Standing Hammer Dumbbell Curl
In this post you will find out how to perform alternating standing hammer dumbbell curls – a great dumbbell exercise in which you hold the dumbbell like a hammer. You should read through the exercise descriptions thoroughly so you know exactly what the exercise is going to accomplish, how to execute it properly and safely and how to best incorporate the exercise into your biceps workout.
The difference between a regular standing (seated) biceps curl and a standing (seated) hammer curl
The main difference between a regular biceps curl and a hammer curl is that you perform a hammer curl with the weights pointing up (parallel to your torso). In other words, you keep your thumbs facing towards you with your wrist in locked position throughout the movement with no supination. This targets the short head of your biceps and is an easy way to change up your routine.
This variation of the biceps curl also works your forearms, and is much easier on your wrists, which remain in a more natural position during the entire range of motion. Standing hammer dumbbell curls are therefore good if you have wrist pain. The exercise’s main target is the brachioradialis muscle which runs along the forearm but it also very effectively hits both heads of the biceps (short head in particular).
Standing Hammer Dumbbell Curl Exercise Instructions
Proper Form & Technique
STARTING POSITION (SETUP): Stand erect while holding a pair of dumbbells at your sides (against your outer thighs), with your palms facing in (your thumbs pointing forwards). Pull your shoulders back, keep your chest high, and your spine neutral. You should be facing forward with your head up.
MOVEMENT (ACTION): Curl the dumbbell in an upwards arc towards your shoulder until your forearm touches your biceps, without rotating your wrist. Keep your abs tense and your chest high throughout the whole movement. Pause for a second at the top of the movement before returning the weight to the start position under control. Work your arms alternately. Always keep your elbows in at your sides.
Useful Tips & Tricks
There are tips that will help you get even more out of that already amazing exercise.
- Stand upright with your legs shoulder-width apart and locked. Hold a dumbbell in each hand, with palms facing your body. Let your arms hang down at either side of your body.
- With palms facing your body and the dumbbells in the “hammer” position, curl your left arm up toward your left shoulder. As the dumbbell approaches your left shoulder, begin curling your right arm up toward your right shoulder; at the same time, uncurl your left arm. Continue this alternate curl movement until you have completed your set.
- Squeeze the contraction for a count at the top before returning to the starting position.
- Always keep your elbows close to your side throughout the motion. If you move the out, you’re essentially doing a regular biceps curl, not a hammer curl. Also, don’t allow your elbows to travel forwards because your deltoids will take most of the strain and you won’t be working your biceps hard.
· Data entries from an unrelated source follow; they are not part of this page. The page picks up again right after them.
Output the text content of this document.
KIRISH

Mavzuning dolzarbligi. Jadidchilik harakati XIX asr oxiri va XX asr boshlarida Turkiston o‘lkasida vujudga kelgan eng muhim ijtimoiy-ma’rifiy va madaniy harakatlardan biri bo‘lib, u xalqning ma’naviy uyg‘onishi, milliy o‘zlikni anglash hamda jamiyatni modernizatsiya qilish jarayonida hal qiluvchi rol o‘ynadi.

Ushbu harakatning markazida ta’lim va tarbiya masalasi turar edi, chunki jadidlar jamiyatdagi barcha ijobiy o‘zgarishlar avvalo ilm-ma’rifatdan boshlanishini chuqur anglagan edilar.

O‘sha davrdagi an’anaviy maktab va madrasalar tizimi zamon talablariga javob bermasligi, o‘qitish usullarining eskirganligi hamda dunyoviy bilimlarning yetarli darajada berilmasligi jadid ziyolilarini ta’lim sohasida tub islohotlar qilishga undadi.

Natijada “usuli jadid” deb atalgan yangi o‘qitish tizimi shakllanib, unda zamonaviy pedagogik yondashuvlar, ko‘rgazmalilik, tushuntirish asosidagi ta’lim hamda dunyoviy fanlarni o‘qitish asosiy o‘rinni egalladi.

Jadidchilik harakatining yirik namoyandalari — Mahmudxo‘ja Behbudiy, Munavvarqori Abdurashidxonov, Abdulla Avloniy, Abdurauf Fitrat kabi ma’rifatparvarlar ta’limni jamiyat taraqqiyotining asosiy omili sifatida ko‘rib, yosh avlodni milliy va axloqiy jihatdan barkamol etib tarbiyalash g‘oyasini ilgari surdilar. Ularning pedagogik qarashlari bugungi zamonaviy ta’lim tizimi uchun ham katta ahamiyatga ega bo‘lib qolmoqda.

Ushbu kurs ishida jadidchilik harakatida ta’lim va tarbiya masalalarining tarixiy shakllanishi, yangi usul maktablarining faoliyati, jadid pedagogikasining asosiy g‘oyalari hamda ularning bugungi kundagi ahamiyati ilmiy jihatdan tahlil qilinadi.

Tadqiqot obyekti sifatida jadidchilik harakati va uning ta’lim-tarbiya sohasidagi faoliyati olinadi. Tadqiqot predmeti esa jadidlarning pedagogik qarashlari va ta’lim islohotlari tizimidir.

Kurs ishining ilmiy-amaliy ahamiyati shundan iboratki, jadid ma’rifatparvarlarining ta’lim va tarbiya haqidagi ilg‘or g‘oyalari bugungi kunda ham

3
- Ensure than you don’t lean back – you risk damaging lower back as well as making the exercise less effective.
What to Avoid?
- Extending your back during the curl; your spine should remain neutral;
- Elevating your shoulders;
- Moving your elbows too far away from your body;
- Moving your head forwards;
- Letting the dumbbells down in an uncontrolled manner during the eccentric phase;
- Any torso rotation;
- Swinging the weights up;
Muscles Involved in Standing Hammer Dumbbell Curl
As opposed to supinated curls, which really target the biceps, this isolation exercise specifically targets the brachialis and brachioradialis muscles and does not stimulate the biceps as much.
Standing hammer dumbbells curls may be performed simultaneously with both hands, or one arm at a time, in alternating fashion (as described in this post). You can also try it seated on an incline bench to extend the range of possible movement. To isolate the biceps and brachialis even further, perform hammer curls on a preacher bench. Do all reps with one arm, then switch arms. Finally, if you are using a pulley, you can do hammer curls with a cable either unilaterally or bilaterally (rope attachment).
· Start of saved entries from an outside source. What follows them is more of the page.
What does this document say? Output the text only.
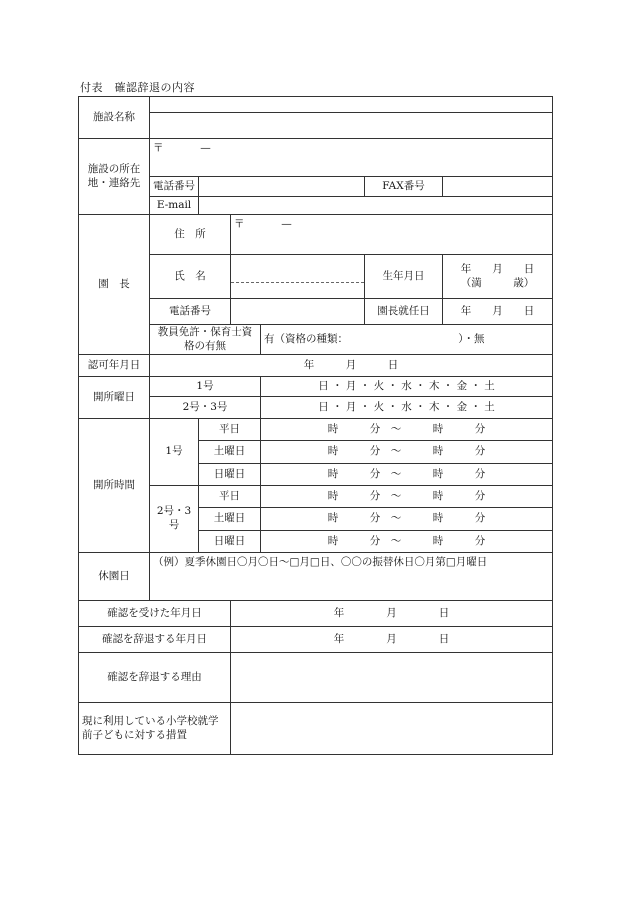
付表　確認辞退の内容
施設名称						

施設の所在地・連絡先	〒 —					
	電話番号				FAX番号	
	E-mail					
園　長	住　所		〒 —			
	氏　名				生年月日	年　　月　　日
（満　　　歳）

	電話番号				園長就任日	年　　月　　日
	教員免許・保育士資格の有無			有（資格の種類：　　　　　　　　　　　）・無		
認可年月日	年　　　月　　　日					
開所曜日	1号			日 ・ 月 ・ 火 ・ 水 ・ 木 ・ 金 ・ 土		
	2号・3号			日 ・ 月 ・ 火 ・ 水 ・ 木 ・ 金 ・ 土		
開所時間	1号	平日		時　　　分　～　　　時　　　分		
		土曜日		時　　　分　～　　　時　　　分		
		日曜日		時　　　分　～　　　時　　　分		
	2号・3号	平日		時　　　分　～　　　時　　　分		
		土曜日		時　　　分　～　　　時　　　分		
		日曜日		時　　　分　～　　　時　　　分		
休園日	（例）夏季休園日〇月〇日～□月□日、〇〇の振替休日〇月第□月曜日					
確認を受けた年月日			年　　　　月　　　　日			
確認を辞退する年月日			年　　　　月　　　　日			
確認を辞退する理由						
現に利用している小学校就学前子どもに対する措置						
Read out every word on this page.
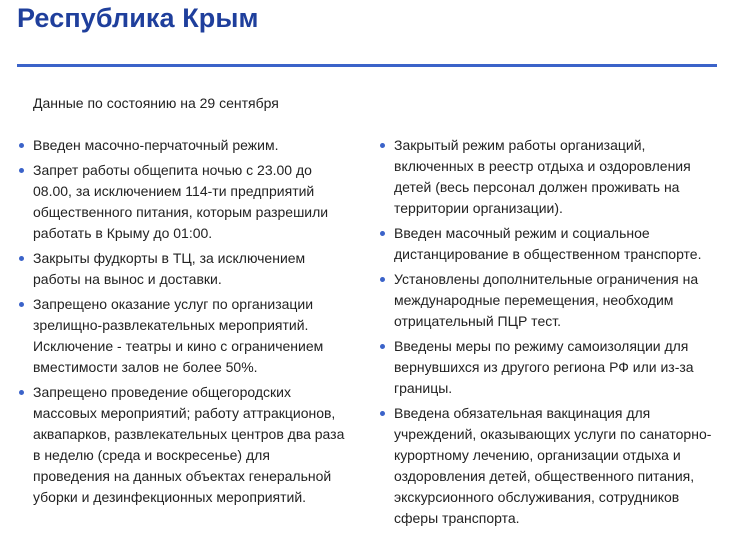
Республика Крым
Данные по состоянию на 29 сентября
Введен масочно-перчаточный режим.
Запрет работы общепита ночью с 23.00 до 08.00, за исключением 114-ти предприятий общественного питания, которым разрешили работать в Крыму до 01:00.
Закрыты фудкорты в ТЦ, за исключением работы на вынос и доставки.
Запрещено оказание услуг по организации зрелищно-развлекательных мероприятий. Исключение - театры и кино с ограничением вместимости залов не более 50%.
Запрещено проведение общегородских массовых мероприятий; работу аттракционов, аквапарков, развлекательных центров два раза в неделю (среда и воскресенье) для проведения на данных объектах генеральной уборки и дезинфекционных мероприятий.
Закрытый режим работы организаций, включенных в реестр отдыха и оздоровления детей (весь персонал должен проживать на территории организации).
Введен масочный режим и социальное дистанцирование в общественном транспорте.
Установлены дополнительные ограничения на международные перемещения, необходим отрицательный ПЦР тест.
Введены меры по режиму самоизоляции для вернувшихся из другого региона РФ или из-за границы.
Введена обязательная вакцинация для учреждений, оказывающих услуги по санаторно-курортному лечению, организации отдыха и оздоровления детей, общественного питания, экскурсионного обслуживания, сотрудников сферы транспорта.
All versions are very similar as far as their muscle focus; try them all to discover which one is the most comfortable and works the best for you.
Standing Hammer Dumbbell Curl Replacement Exercises
The following biceps exercises are among the most popular used by pro bodybuilders for adding mass and strength to your biceps.
Standing hammer dumbbell curl is a great isolation exercise that focuses more on the brachialis and brachioradialis (and less on the biceps).
Whether or not you need to do this exercise will be dictated by the size of your brachialis. If your brachialis is the same size as your biceps, then there is no point in doing this exercise. If your brachialis is underdeveloped compared to your biceps, than hammer curls will be very useful. They could even replace classic curls until you build up your brachialis.
Your arm will be stronger when you use a neutral grip compared to when you use a supinated grip. So you will normally be able to use heavier weights when doing hammer curls than when doing classic curls. You just need to be careful not to reduce your range of motion too much because you are using a weight that is too heavy.
Many bench pressers believe this is the best biceps exercise for improving overall upper-body strength. Strengthening the forearms by using hammer curls helps prevent pain that often occurs during strength training. We included the hammer curl in the biceps section, but it’s equally good for forearm development.